King left his family in Colorado to become operations section chief for Group 4 here in Australia. He coordinates resources like machinery, protective clothing and food for each deployment. 

It takes several days to extinguish a particular fire. Then, it's on to another. It's grueling work. But King says it's important to be in Australia to help — even if it meant leaving his 3-month-old newborn, Shaila, back home. 

"This is my daughter with her toys," King said as he showed a picture of his child. "She's a really happy baby.”

King explained why he decided to give up valuable family time to travel to Australia.

"The Australians have helped us in the U.S. in the community that I live in previously, multiple times in the past," King said. "So I definitely wanted to come and repay the favor and help them and their time of need.”

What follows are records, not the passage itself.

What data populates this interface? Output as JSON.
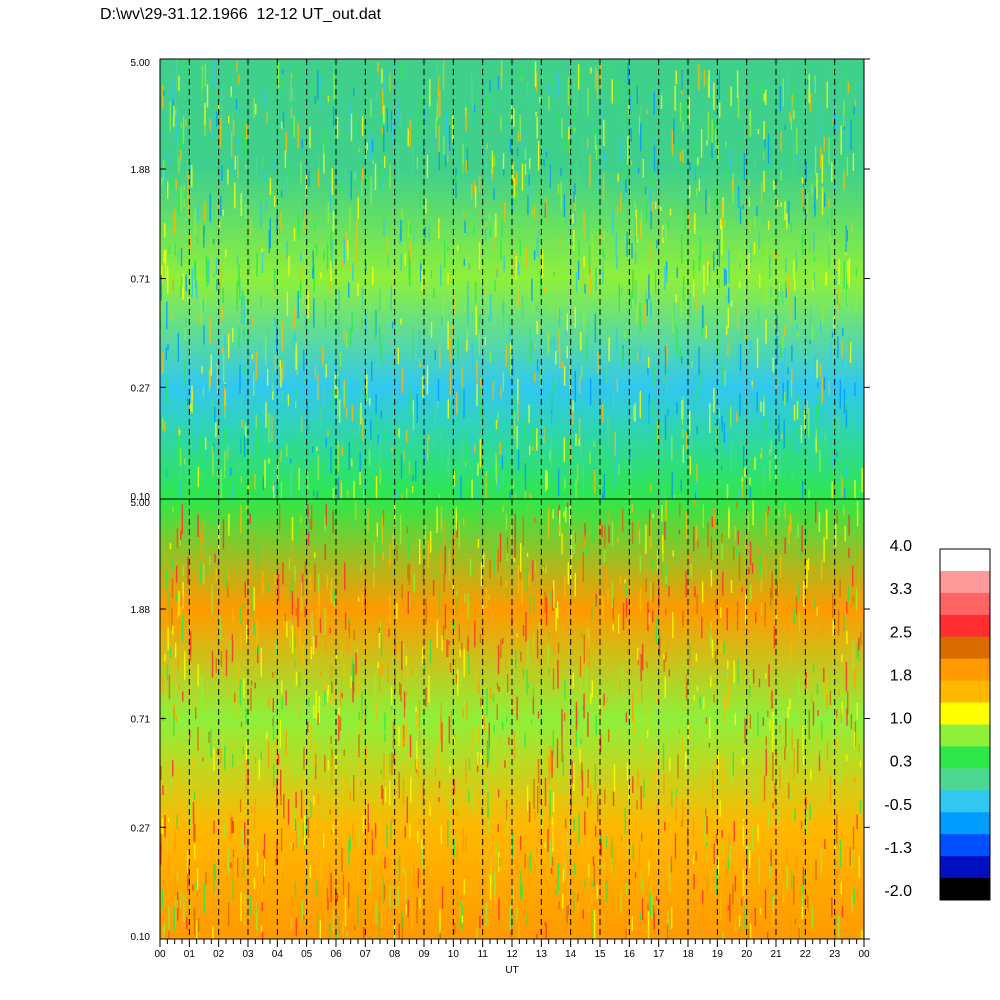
{
  "title": "D:\\wv\\29-31.12.1966  12-12 UT_out.dat",
  "chart_data": [
    {
      "type": "heatmap",
      "panel": "top",
      "y_tick_labels": [
        "5.00",
        "1.88",
        "0.71",
        "0.27",
        "0.10"
      ],
      "y_scale": "log",
      "ylim": [
        0.1,
        5.0
      ],
      "xlim": [
        0,
        24
      ],
      "dominant_colors_by_y": [
        {
          "y": 5.0,
          "color": "#3fd08c"
        },
        {
          "y": 1.88,
          "color": "#3fd08c"
        },
        {
          "y": 0.71,
          "color": "#8ef03a"
        },
        {
          "y": 0.27,
          "color": "#30c8f0"
        },
        {
          "y": 0.1,
          "color": "#2ee84a"
        }
      ]
    },
    {
      "type": "heatmap",
      "panel": "bottom",
      "y_tick_labels": [
        "5.00",
        "1.88",
        "0.71",
        "0.27",
        "0.10"
      ],
      "y_scale": "log",
      "ylim": [
        0.1,
        5.0
      ],
      "xlim": [
        0,
        24
      ],
      "dominant_colors_by_y": [
        {
          "y": 5.0,
          "color": "#2ee84a"
        },
        {
          "y": 1.88,
          "color": "#ff9a00"
        },
        {
          "y": 0.71,
          "color": "#8ef03a"
        },
        {
          "y": 0.27,
          "color": "#ffb800"
        },
        {
          "y": 0.1,
          "color": "#ff9a00"
        }
      ]
    }
  ],
  "x_axis": {
    "label": "UT",
    "tick_labels": [
      "00",
      "01",
      "02",
      "03",
      "04",
      "05",
      "06",
      "07",
      "08",
      "09",
      "10",
      "11",
      "12",
      "13",
      "14",
      "15",
      "16",
      "17",
      "18",
      "19",
      "20",
      "21",
      "22",
      "23",
      "00"
    ]
  },
  "colorbar": {
    "labels": [
      "4.0",
      "3.3",
      "2.5",
      "1.8",
      "1.0",
      "0.3",
      "-0.5",
      "-1.3",
      "-2.0"
    ],
    "colors": [
      "#ffffff",
      "#ff9a9a",
      "#ff6464",
      "#ff2f2f",
      "#d86c00",
      "#ff9a00",
      "#ffb800",
      "#ffff00",
      "#8ef03a",
      "#2ee84a",
      "#4cd890",
      "#30c8f0",
      "#009cff",
      "#0050ff",
      "#0010c0",
      "#000000"
    ]
  }
}
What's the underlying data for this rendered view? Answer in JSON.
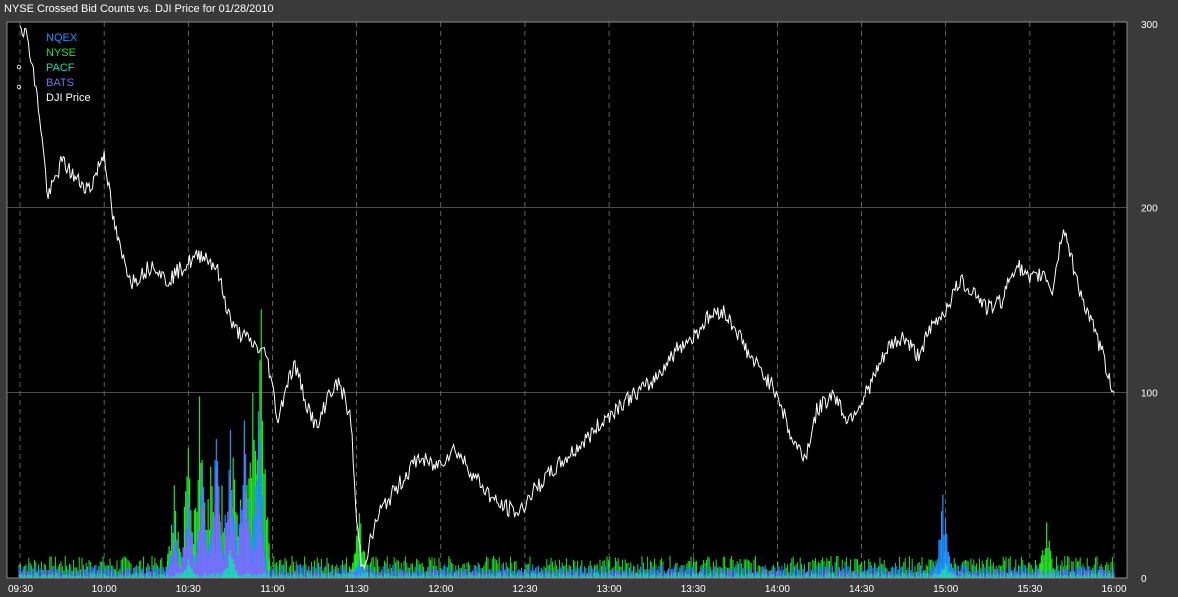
{
  "chart_data": {
    "type": "line",
    "title": "NYSE Crossed Bid Counts vs. DJI Price for 01/28/2010",
    "xlabel": "",
    "ylabel": "",
    "ylim": [
      0,
      300
    ],
    "y_ticks": [
      "0",
      "100",
      "200",
      "300"
    ],
    "x_ticks": [
      "09:30",
      "10:00",
      "10:30",
      "11:00",
      "11:30",
      "12:00",
      "12:30",
      "13:00",
      "13:30",
      "14:00",
      "14:30",
      "15:00",
      "15:30",
      "16:00"
    ],
    "grid": true,
    "legend_position": "top-left",
    "colors": {
      "NQEX": "#1e90ff",
      "NYSE": "#22e622",
      "PACF": "#1fd6b0",
      "BATS": "#7b6cff",
      "DJI Price": "#ffffff",
      "background": "#000000",
      "frame": "#3a3a3a",
      "grid": "#7a7a7a"
    },
    "series": [
      {
        "name": "NQEX",
        "type": "spikes",
        "x": [
          "10:25",
          "10:30",
          "10:35",
          "10:40",
          "10:45",
          "10:50",
          "10:55",
          "11:31",
          "14:59",
          "15:00",
          "15:01"
        ],
        "values": [
          30,
          45,
          60,
          75,
          80,
          85,
          90,
          10,
          45,
          20,
          12
        ],
        "baseline": 5
      },
      {
        "name": "NYSE",
        "type": "spikes",
        "x": [
          "10:25",
          "10:30",
          "10:34",
          "10:38",
          "10:42",
          "10:46",
          "10:50",
          "10:53",
          "10:56",
          "11:30",
          "11:31",
          "15:36"
        ],
        "values": [
          50,
          70,
          98,
          60,
          50,
          65,
          80,
          100,
          145,
          20,
          35,
          30
        ],
        "baseline": 8
      },
      {
        "name": "PACF",
        "type": "spikes",
        "x": [
          "10:30",
          "10:45",
          "15:00"
        ],
        "values": [
          10,
          15,
          8
        ],
        "baseline": 2
      },
      {
        "name": "BATS",
        "type": "spikes",
        "x": [
          "10:25",
          "10:30",
          "10:35",
          "10:40",
          "10:45",
          "10:50",
          "10:55"
        ],
        "values": [
          20,
          40,
          50,
          60,
          55,
          70,
          40
        ],
        "baseline": 3
      },
      {
        "name": "DJI Price",
        "type": "line",
        "x": [
          "09:30",
          "09:33",
          "09:37",
          "09:40",
          "09:45",
          "09:50",
          "09:55",
          "10:00",
          "10:03",
          "10:06",
          "10:10",
          "10:14",
          "10:18",
          "10:22",
          "10:26",
          "10:30",
          "10:35",
          "10:40",
          "10:43",
          "10:46",
          "10:50",
          "10:54",
          "10:58",
          "11:02",
          "11:05",
          "11:08",
          "11:12",
          "11:16",
          "11:20",
          "11:24",
          "11:28",
          "11:30",
          "11:32",
          "11:34",
          "11:38",
          "11:45",
          "11:52",
          "11:58",
          "12:05",
          "12:12",
          "12:20",
          "12:28",
          "12:32",
          "12:38",
          "12:45",
          "12:52",
          "12:58",
          "13:05",
          "13:10",
          "13:15",
          "13:20",
          "13:25",
          "13:30",
          "13:35",
          "13:40",
          "13:45",
          "13:50",
          "13:55",
          "14:00",
          "14:05",
          "14:10",
          "14:14",
          "14:20",
          "14:25",
          "14:30",
          "14:35",
          "14:40",
          "14:45",
          "14:50",
          "14:55",
          "15:00",
          "15:05",
          "15:10",
          "15:15",
          "15:20",
          "15:25",
          "15:30",
          "15:35",
          "15:38",
          "15:42",
          "15:46",
          "15:50",
          "15:55",
          "16:00"
        ],
        "values": [
          300,
          290,
          250,
          205,
          225,
          215,
          210,
          230,
          195,
          175,
          160,
          165,
          170,
          160,
          165,
          170,
          175,
          168,
          150,
          135,
          130,
          125,
          120,
          85,
          105,
          115,
          95,
          80,
          100,
          105,
          85,
          30,
          5,
          15,
          35,
          50,
          65,
          60,
          70,
          55,
          40,
          35,
          45,
          55,
          65,
          75,
          85,
          95,
          100,
          105,
          115,
          125,
          130,
          140,
          145,
          135,
          120,
          110,
          100,
          75,
          65,
          90,
          100,
          85,
          95,
          110,
          125,
          130,
          120,
          135,
          145,
          160,
          155,
          145,
          150,
          170,
          160,
          165,
          155,
          190,
          165,
          145,
          125,
          100
        ]
      }
    ]
  }
}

Others in Group 4, like Renee Flanagan from Utah, say it is just as important to be a shoulder to lean on for their Australian counterparts.

"I think the main thing is just listening," Flanagan said. "A lot of the folks that are working here today have been personally impacted, either their properties or their families have been impacted."

King and Flanagan expect to be deployed until mid-February, just as the U.S. Forest Service says fire season in the United States will be getting underway.